The majority of US Supreme Court justices declined to get involved in a dispute between Colorado and two neighboring states that claimed marijuana legalization was creating negative consequences for their law enforcement agencies.
Back in 2014, Oklahoma and Nebraska complained to the highest court in the land that Colorado’s 2012 legalization of marijuana "increased the flow of marijuana over their borders," where recreational use of the drug is still illegal. As a result, the states that argued their residents were directly harmed and that local law enforcement had to spend more resources in order to combat the influx of illegal pot.
“The State of Colorado authorizes, oversees, protects, and profits from a sprawling $100-million-per-month marijuana growing, processing, and retailing organization that exported thousands of pounds of marijuana to some 36 States in 2014,” the states argued in a January supplemental brief. “If this entity were based south of our border, the federal government would prosecute it as a drug cartel.”
Nebraska and Oklahoma argued that they were not attempting to invalidate Colorado’s decision to legalize pot, but that the regulatory structure it settled on was not sufficient to keep the drug within the Centennial State’s borders. While Colorado collects tax revenue from pot sales, Oklahoma and Nebraska argued their residents are paying more to keep the drug off their streets. Both states believe the federal government should intervene since marijuana is still illegal on the national level.

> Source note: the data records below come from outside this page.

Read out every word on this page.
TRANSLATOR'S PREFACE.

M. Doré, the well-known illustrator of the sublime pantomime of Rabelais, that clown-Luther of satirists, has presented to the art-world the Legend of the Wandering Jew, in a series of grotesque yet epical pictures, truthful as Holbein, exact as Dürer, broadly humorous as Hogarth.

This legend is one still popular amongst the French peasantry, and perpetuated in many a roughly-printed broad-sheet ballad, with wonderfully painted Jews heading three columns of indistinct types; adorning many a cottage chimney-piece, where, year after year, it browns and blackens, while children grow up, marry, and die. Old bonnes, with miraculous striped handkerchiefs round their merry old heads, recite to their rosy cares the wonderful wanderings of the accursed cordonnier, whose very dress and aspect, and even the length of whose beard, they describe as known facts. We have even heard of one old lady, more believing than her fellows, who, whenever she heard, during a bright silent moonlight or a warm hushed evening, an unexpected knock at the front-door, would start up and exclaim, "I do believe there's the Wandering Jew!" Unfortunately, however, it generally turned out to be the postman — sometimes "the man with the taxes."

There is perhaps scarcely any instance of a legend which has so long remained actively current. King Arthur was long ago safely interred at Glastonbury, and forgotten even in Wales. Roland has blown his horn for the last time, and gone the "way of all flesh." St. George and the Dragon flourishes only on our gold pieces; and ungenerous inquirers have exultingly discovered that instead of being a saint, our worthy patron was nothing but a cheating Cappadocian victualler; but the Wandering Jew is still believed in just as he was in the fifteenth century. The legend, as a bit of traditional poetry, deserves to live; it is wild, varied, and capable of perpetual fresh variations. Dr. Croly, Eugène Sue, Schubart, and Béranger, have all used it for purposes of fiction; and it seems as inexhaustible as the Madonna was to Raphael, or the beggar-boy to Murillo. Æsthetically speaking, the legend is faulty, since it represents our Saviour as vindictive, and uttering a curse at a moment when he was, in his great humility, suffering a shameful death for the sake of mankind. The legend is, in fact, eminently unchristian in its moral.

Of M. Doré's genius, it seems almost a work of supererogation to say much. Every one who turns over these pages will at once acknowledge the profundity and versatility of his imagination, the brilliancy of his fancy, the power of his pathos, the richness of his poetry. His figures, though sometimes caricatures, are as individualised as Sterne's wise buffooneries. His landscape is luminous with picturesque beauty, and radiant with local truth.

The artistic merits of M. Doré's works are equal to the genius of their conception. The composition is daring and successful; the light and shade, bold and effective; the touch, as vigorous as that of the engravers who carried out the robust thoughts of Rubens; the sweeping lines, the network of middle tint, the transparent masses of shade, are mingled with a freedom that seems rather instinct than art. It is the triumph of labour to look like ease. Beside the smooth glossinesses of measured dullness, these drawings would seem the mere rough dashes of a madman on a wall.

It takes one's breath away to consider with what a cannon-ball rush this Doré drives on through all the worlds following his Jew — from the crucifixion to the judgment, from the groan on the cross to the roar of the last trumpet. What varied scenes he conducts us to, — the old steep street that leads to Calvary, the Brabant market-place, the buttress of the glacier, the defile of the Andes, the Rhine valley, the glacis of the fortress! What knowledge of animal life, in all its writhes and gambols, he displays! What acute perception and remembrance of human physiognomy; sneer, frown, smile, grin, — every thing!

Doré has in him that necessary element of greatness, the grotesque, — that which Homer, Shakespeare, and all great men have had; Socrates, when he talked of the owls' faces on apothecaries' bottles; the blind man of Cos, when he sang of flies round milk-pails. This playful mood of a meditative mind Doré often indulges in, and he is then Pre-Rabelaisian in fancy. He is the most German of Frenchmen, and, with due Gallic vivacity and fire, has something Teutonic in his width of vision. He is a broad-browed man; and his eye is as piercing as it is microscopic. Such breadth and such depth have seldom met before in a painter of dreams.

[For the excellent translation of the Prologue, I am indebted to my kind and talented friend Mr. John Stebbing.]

In an unsigned opinion that did not offer further explanation, the Supreme Court declined to get involved and delivered a victory for Colorado, which claimed that the rules Nebraska and Omaha want to see struck down are moving the sale of marijuana into a regulated marketplace and off the black market. Colorado laws do not allow the transfer of pot beyond state lines.
"Colorado does not intend, nor has it attempted, to reach across the border to invade the plaintiff states’ sovereign rights," the state said in its own brief. "Indeed, it is Colorado’s sovereignty that is at stake here: Nebraska and Oklahoma filed this case in an attempt to reach across their borders and selectively invalidate state laws with which they disagree."
The federal government, meanwhile, sided with Colorado and called on the Supreme Court not to accept the case.
"Entertaining the type of dispute at issue here ‒ essentially that one state’s laws make it more likely that third parties will violate federal and state law in another state ‒ would represent a substantial and unwarranted expansion of this court’s original jurisdiction," US Solicitor General Donald Verrilli said in a brief.
The case was never heard in the lower circuits because Nebraska and Oklahoma went straight to the Supreme Court, citing a rule that allows them to bring conflict between states directly to the country’s highest court. While the justices rejected the bid, Justices Clarence Thomas and Samuel Alito dissented, saying they would’ve heard the case.
"The plaintiff states have alleged significant harms to their sovereign interests caused by another state," Thomas wrote in the dissent.
If Nebraska and Oklahoma wish to pursue this case, they are still able to file suits in the lower courts
Colorado is one of four states – along with Alaska, Oregon, Washington and the District of Columbia – that has voted to legalize recreational marijuana use.